At the Middle School level, choice and responsibility take on new characteristics.  The focus is on the freedom to express whether through public speaking, debate, theater or simply in discussions of subject material.  At the same time students take on more responsibility for their elective courses, their culmination projects for each study unit, their micro-economy projects, and community service activities.  This process of learning and practicing freedom with responsibility,  enables students to find their place in the community and the world.

A key caution, especially in today’s world, freedom of choice before a level of self-discipline or responsibility is reached can result in a child’s sense of entitlement, a kind of “I want what I want” approach to life. Young children usually make a choice that is ego-centric which is very appropriate. They are also just l beginning to understand the difference between needs and wants.   The child must develop a sense of care and concern for others before making decisions that might impact others. The domain of influence of a choice needs to be considered carefully.

For example, a child age 3-6 can make a choice between a couple of shirts to wear to school or a choice between two different appropriate breakfast foods. The child would not be ready to make a choice that affects a parent’s ability to get to work on time or whether the family should go to the park when it is a work/school day. If a child is often given a choice that is outside their area of maturity of thinking, the child can come to expect to have “power-over” others. The domain of choices available to a child needs to reflect an appropriate potential in that child for self-discipline and responsibility for outcomes.

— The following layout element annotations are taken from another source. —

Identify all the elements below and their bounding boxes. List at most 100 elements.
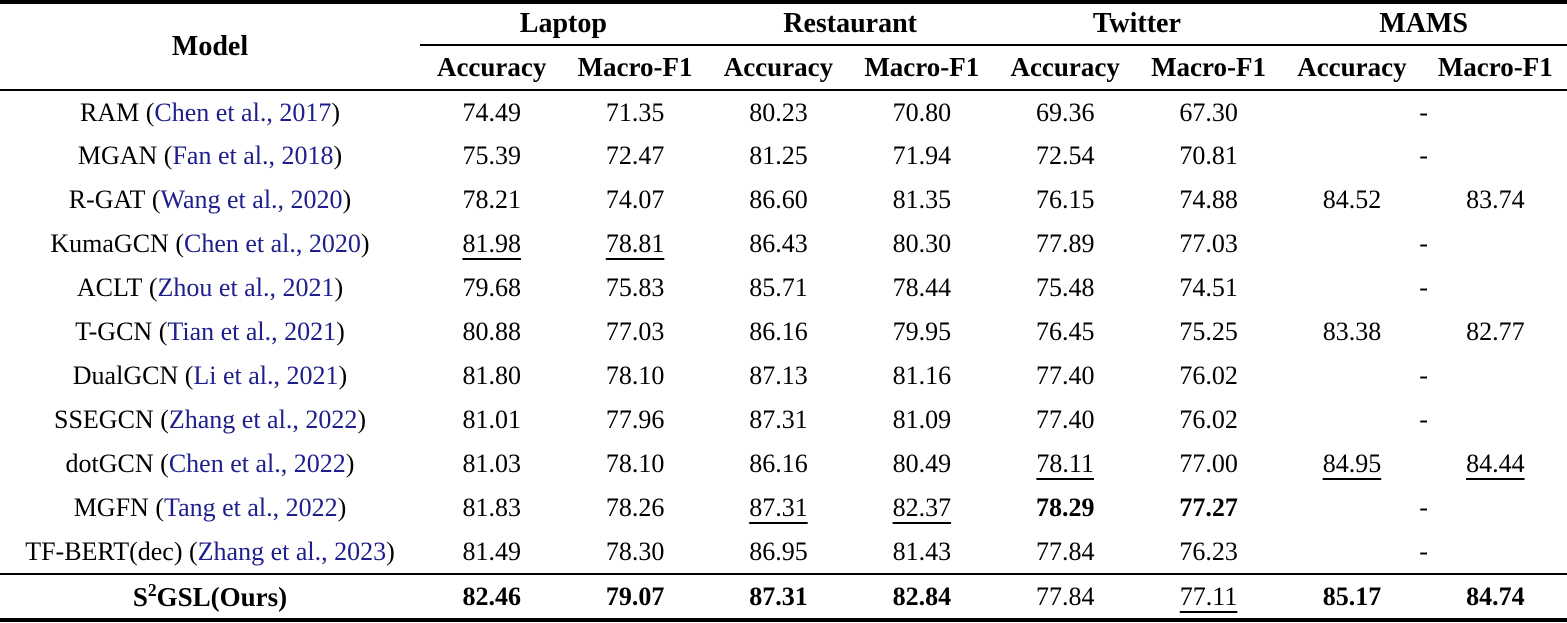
value-cell: 78.11 <box>994 442 1137 486</box>
subheader-row: Accuracy Macro-F1 Accuracy Macro-F1 Accu… <box>0 45 1567 91</box>
metric-value: 87.31 <box>749 405 808 434</box>
value-cell: 86.60 <box>707 178 850 222</box>
table-row: KumaGCN (Chen et al., 2020) 81.98 78.81 86… <box>0 222 1567 266</box>
value-cell: 77.40 <box>994 354 1137 398</box>
citation-link[interactable]: Fan et al., 2018 <box>172 141 334 170</box>
value-cell: 78.10 <box>563 354 706 398</box>
metric-value: 82.84 <box>892 581 952 611</box>
model-cell: MGFN (Tang et al., 2022) <box>0 486 420 530</box>
paren-close: ) <box>336 317 345 346</box>
model-name: MGAN <box>77 141 158 170</box>
paren-open: ( <box>148 493 164 522</box>
model-name: ACLT <box>76 273 143 302</box>
metric-value: 74.07 <box>605 185 665 214</box>
value-cell: 78.44 <box>850 266 993 310</box>
paren-close: ) <box>345 449 355 478</box>
metric-value: 78.29 <box>1035 493 1095 522</box>
citation-link[interactable]: Tian et al., 2021 <box>167 317 337 346</box>
value-cell: 78.21 <box>420 178 563 222</box>
value-cell: 81.35 <box>850 178 993 222</box>
metric-value: 86.95 <box>749 536 808 566</box>
metric-value: 77.84 <box>1035 536 1095 566</box>
paren-close: ) <box>357 405 366 434</box>
metric-value: 82.37 <box>892 493 952 522</box>
mams-dash-cell: - <box>1419 405 1428 434</box>
metric-value: 85.71 <box>749 273 808 302</box>
citation-link[interactable]: Li et al., 2021 <box>193 361 339 390</box>
citation-link[interactable]: Zhang et al., 2022 <box>168 405 358 434</box>
value-cell: 77.11 <box>1136 573 1281 620</box>
metric-value: 71.94 <box>892 141 952 170</box>
paren-open: ( <box>139 97 155 127</box>
value-cell: 75.83 <box>563 266 706 310</box>
metric-value: 87.31 <box>749 493 808 522</box>
metric-value: 78.81 <box>605 229 665 258</box>
model-name: TF-BERT(dec) <box>25 536 183 566</box>
metric-value: 77.96 <box>605 405 665 434</box>
model-cell: TF-BERT(dec) (Zhang et al., 2023) <box>0 530 420 574</box>
metric-value: 70.81 <box>1179 141 1238 170</box>
value-cell: 76.02 <box>1137 354 1280 398</box>
value-cell: 83.74 <box>1424 178 1567 222</box>
metric-value: 77.27 <box>1179 493 1238 522</box>
metric-value: 70.80 <box>892 97 952 127</box>
paren-close: ) <box>331 97 340 127</box>
paren-close: ) <box>338 361 348 390</box>
model-cell: MGAN (Fan et al., 2018) <box>0 134 420 178</box>
value-cell: 77.00 <box>1137 442 1280 486</box>
model-cell: DualGCN (Li et al., 2021) <box>0 354 420 398</box>
metric-value: 87.31 <box>749 581 808 611</box>
citation-link[interactable]: Wang et al., 2020 <box>160 185 343 214</box>
metric-value: 83.74 <box>1466 185 1525 214</box>
twitter-accuracy-header: Accuracy <box>993 45 1137 91</box>
table-row: MGAN (Fan et al., 2018) 75.39 72.47 81.25 7… <box>0 134 1567 178</box>
metric-value: 81.25 <box>749 141 808 170</box>
citation-link[interactable]: Zhang et al., 2023 <box>197 536 387 566</box>
table-row: SSEGCN (Zhang et al., 2022) 81.01 77.96 87… <box>0 398 1567 442</box>
mams-dash-cell: - <box>1419 273 1428 302</box>
metric-value: 82.46 <box>462 581 521 611</box>
value-cell: 77.03 <box>1137 222 1280 266</box>
metric-value: 77.11 <box>1179 581 1238 611</box>
value-cell: 78.81 <box>563 222 706 266</box>
value-cell: 77.84 <box>993 573 1137 620</box>
paren-open: ( <box>157 141 173 170</box>
model-cell: R-GAT (Wang et al., 2020) <box>0 178 420 222</box>
metric-value: 79.95 <box>892 317 952 346</box>
value-cell: 80.88 <box>420 310 563 354</box>
value-cell: 82.37 <box>850 486 993 530</box>
value-cell: 84.44 <box>1424 442 1567 486</box>
value-cell: 84.52 <box>1280 178 1423 222</box>
citation-link[interactable]: Chen et al., 2020 <box>184 229 361 258</box>
value-cell: 86.16 <box>707 442 850 486</box>
value-cell: 75.39 <box>420 134 563 178</box>
paren-open: ( <box>168 229 184 258</box>
value-cell: 86.95 <box>707 530 850 574</box>
table-row: MGFN (Tang et al., 2022) 81.83 78.26 87.31… <box>0 486 1567 530</box>
value-cell: 74.88 <box>1137 178 1280 222</box>
restaurant-macrof1-header: Macro-F1 <box>850 45 994 91</box>
citation-link[interactable]: Zhou et al., 2021 <box>157 273 335 302</box>
citation-link[interactable]: Chen et al., 2022 <box>168 449 346 478</box>
metric-value: 78.30 <box>605 536 665 566</box>
value-cell: 86.43 <box>707 222 850 266</box>
metric-value: 81.35 <box>892 185 952 214</box>
metric-value: 77.03 <box>1179 229 1238 258</box>
metric-value: 75.39 <box>462 141 521 170</box>
citation-link[interactable]: Tang et al., 2022 <box>164 493 338 522</box>
value-cell: 76.45 <box>994 310 1137 354</box>
mams-dash-cell: - <box>1419 141 1428 170</box>
value-cell: 81.25 <box>707 134 850 178</box>
citation-link[interactable]: Chen et al., 2017 <box>154 97 332 127</box>
value-cell: 76.15 <box>994 178 1137 222</box>
table-row: RAM (Chen et al., 2017) 74.49 71.35 80.23 7… <box>0 90 1567 134</box>
metric-value: 79.68 <box>462 273 521 302</box>
value-cell: 87.31 <box>707 486 850 530</box>
metric-value: 74.88 <box>1179 185 1238 214</box>
metric-value: 80.30 <box>892 229 952 258</box>
model-cell: ACLT (Zhou et al., 2021) <box>0 266 420 310</box>
value-cell: 80.30 <box>850 222 993 266</box>
twitter-macrof1-header: Macro-F1 <box>1136 45 1281 91</box>
value-cell: 77.96 <box>563 398 706 442</box>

Another important aspect of learning responsibility for the freedom of choice is the actual experience of the consequence of choice. What great feedback the natural consequences of a choice can be for learning! As adults we need to allow those experiences for the children around us when they are not life-threatening. The child’s own observation of consequences as well as the supportive reflections of the adult can provide a foundation for the next choice-making opportunity.

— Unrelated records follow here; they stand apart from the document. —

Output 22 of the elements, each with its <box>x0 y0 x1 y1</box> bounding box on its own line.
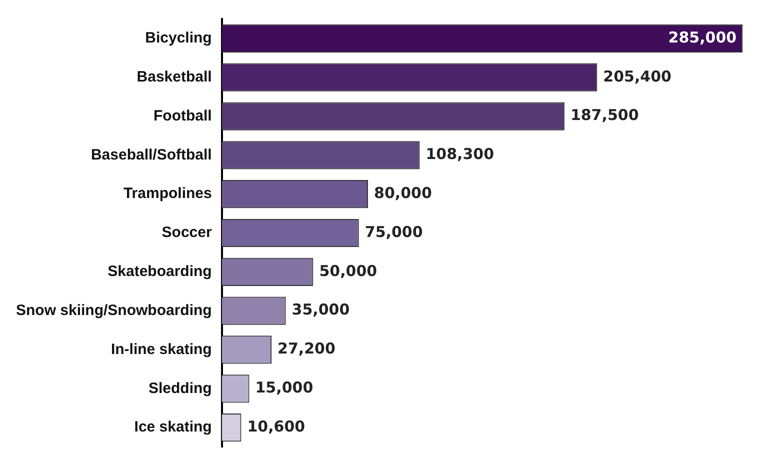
y-tick-label: Bicycling <box>145 30 212 47</box>
data-label: 285,000 <box>668 28 737 46</box>
y-tick-label: Snow skiing/Snowboarding <box>16 302 212 319</box>
data-label: 27,200 <box>278 340 336 358</box>
y-tick-label: Football <box>154 107 212 124</box>
data-label: 108,300 <box>426 145 494 164</box>
data-label: 205,400 <box>603 67 672 86</box>
y-tick-label: Sledding <box>148 380 212 397</box>
data-label: 15,000 <box>255 378 314 397</box>
data-label: 187,500 <box>570 106 639 124</box>
data-label: 50,000 <box>319 262 378 280</box>
y-tick-label: In-line skating <box>110 340 212 358</box>
y-tick-label: Soccer <box>162 224 212 242</box>
y-tick-label: Trampolines <box>123 185 212 202</box>
data-label: 75,000 <box>364 222 423 241</box>
data-label: 10,600 <box>247 417 306 436</box>
y-tick-label: Ice skating <box>134 418 212 436</box>
y-tick-label: Baseball/Softball <box>90 146 212 164</box>
y-tick-label: Skateboarding <box>108 263 212 280</box>
y-tick-label: Basketball <box>136 68 212 86</box>
data-label: 80,000 <box>374 184 432 202</box>
data-label: 35,000 <box>292 300 350 319</box>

Adults can model their own process of choice-making by verbalizing their thinking for children to hear. The weighing of pros and cons and the consideration of what the consequences might be is helpful for the child to witness. Feedback, both positive and negative, is essential for the honing of the thinking process and skills of choice-making. We can reason then, that through freedom to choose and the experience of consequences come critical experiences for the development of self-discipline and responsibility.

Montessori education provides such tremendous opportunities for a child to grow and thrive because of the inherent balance of freedom to choose and the limits of self-discipline and responsibility for each developmental stage of the child.